Feitas as contas não gostei muito. As expectativas eram demasiado altas? A atmosfera é demasiado negra para mim? O livro é mesmo um flop?

Deixarei no ar para quem quiser responder.

Continuem em boa companhia!

2006/06/16

A criança em ruínas


Foi pela voz de um grande contador de histórias ( Filipe Lopes ) que conheci a poesia de José Luís Peixoto e posso dizer que o “embate” foi forte. O Filipe leu o poema “na hora de pôr a mesa, éramos cinco” e eu fiquei atordoada, apertando as mãos à força das lágrimas que teimavam em espreitar (acho que não fui muito bem sucedida no disfarce...). Daí à leitura integral do livro foi “o passo de um anão”...

Posso dizer que a leitura não é simples e está longe de ligeira (o que, na minha opinião, só abona a favor do livro). Pelo contrário, é trabalhosa e requer uma grande envolvência, quase íntima, com cada palavra.

Este livro não se deixa florir com o simples gesto de folhear as páginas, é preciso tempo para ler até ouvir o ritmo certo de cada estrofe, que não se impõe, deixa-se descobrir a quem o quer encontrar. Mas não essa, afinal, a magia da verdadeira Poesia?!

É como se José Luís Peixoto quisesse ter a certeza que quem lê os seus poemas se dá ao trabalho de realmente os ‘ouvir’. O hábito de ler silenciosamente é razoavelmente recente e no caso deste livro, e porque não dizer em todos (ou pelo menos quase todos) essa modernidade fez perder parte do encanto do texto escrito. Dá muito mais trabalho e é muito mais difícil ouvir palavras ditas de lábios cerrados...

Como sempre, tive de lutar com a minha dificuldade em escolher uma pequena amostra “Como isolar um sabor de um bolo de várias camadas feito?” A escolha inicial era o poema que já referi, mas essa por tão óbvia peca pela facilidade. Assim deixo aqui este raminho de cheiros para aguçar o apetite.

“ainda que tu estejas aí e tu estejas aí e
eu esteja aqui estaremos sempre no
mesmo sítio se fecharmos os olhos
serás sempre tu e tu que me ensinarás
a nadar seremos sempre nós sob
o sol morno de julho e o véu ténue
do nosso silêncio será sempre o
teu e o teu e o meu sorrizo a cair (...)” Pág. 14
Continuem em "boa Companhia"!

2005/11/23

Nenhum Olhar - José Luís Peixoto

Uma escrita finamente urdida, escolhida palavra a palavra. As imagens são impressivas, nem sempre bonitas, nem sempre alegres, mas sempre fortes. Isto é o que podemos dizer de bom sobre o livro. Tudo o resto é a história de uma oportunidade perdida: personagens que se perdem em embrião, uma péssima utilização de diferentes narradores, cuja identidade nos é dada pela sua posição na história e não por uma diferente forma de expressão.

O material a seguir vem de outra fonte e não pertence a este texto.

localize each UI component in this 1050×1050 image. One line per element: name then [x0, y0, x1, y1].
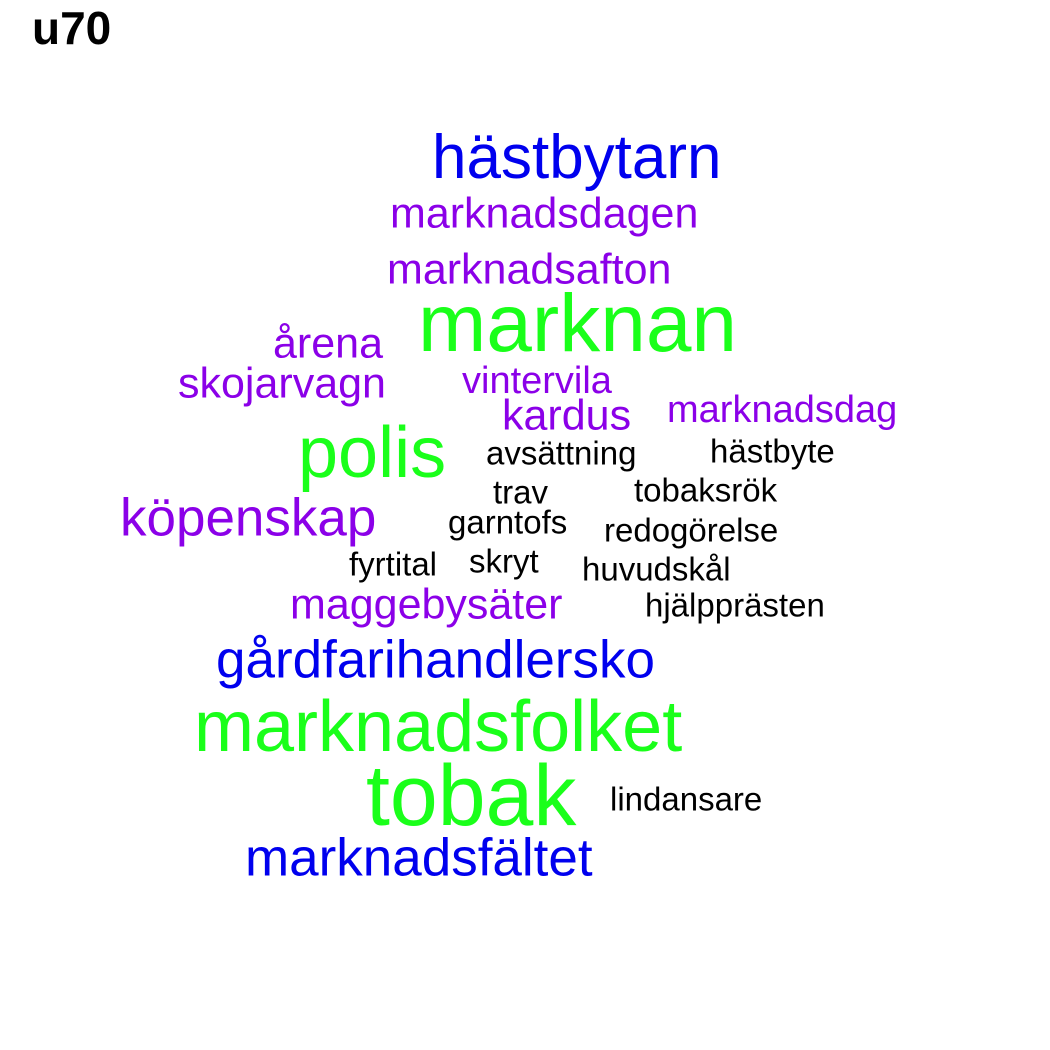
word-gardfarihandlersko: gårdfarihandlersko	[216, 630, 655, 690]
word-polis: polis	[298, 413, 447, 493]
word-hjalpprasten: hjälpprästen	[645, 586, 825, 624]
word-redogorelse: redogörelse	[604, 511, 779, 549]
word-avsattning: avsättning	[486, 434, 637, 472]
word-skryt: skryt	[469, 542, 539, 580]
word-marknadsdagen: marknadsdagen	[390, 189, 699, 238]
word-kopenskap: köpenskap	[120, 488, 377, 548]
word-skojarvagn: skojarvagn	[178, 359, 386, 408]
word-garntofs: garntofs	[448, 503, 568, 541]
word-cloud: hästbytarn marknadsdagen marknadsafton m…	[0, 0, 1050, 1050]
word-hastbyte: hästbyte	[710, 432, 835, 470]
word-kardus: kardus	[502, 391, 632, 440]
word-maggebysater: maggebysäter	[290, 580, 563, 629]
word-tobak: tobak	[366, 748, 577, 844]
word-huvudskal: huvudskål	[582, 550, 731, 588]
word-lindansare: lindansare	[610, 780, 763, 818]
word-marknadsdag: marknadsdag	[667, 389, 898, 431]
word-tobaksrok: tobaksrök	[634, 471, 778, 509]
word-fyrtital: fyrtital	[349, 545, 438, 583]
word-hastbytarn: hästbytarn	[432, 123, 722, 192]
word-marknan: marknan	[418, 278, 738, 369]
word-marknadsfaltet: marknadsfältet	[245, 828, 593, 888]
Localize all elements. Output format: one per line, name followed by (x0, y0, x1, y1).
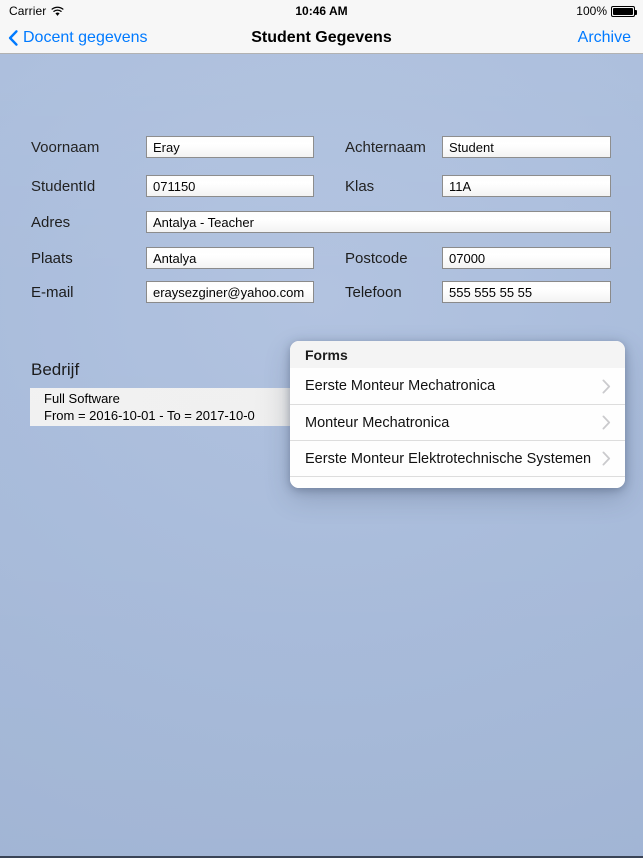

Uma escrita triste, uma história triste, uma opção pela tristeza, falando sempre do que corre mal mais do que do que corre bem, enfatizando os problemas, os dramas, a tristeza. É um livro deprimido.

A capa é muito bem escolhida (dá gosto passear um livro com uma capa tão bonita) e curiosamente a escrita de JLP tem afinidades claras com a pintura de Paula Rego no que ambas têm de cuidado, de força e de tristeza, de uma tristeza intencional, irremível, irreal.

Não, não gostei, sobretudo porque podia ter gostado muito.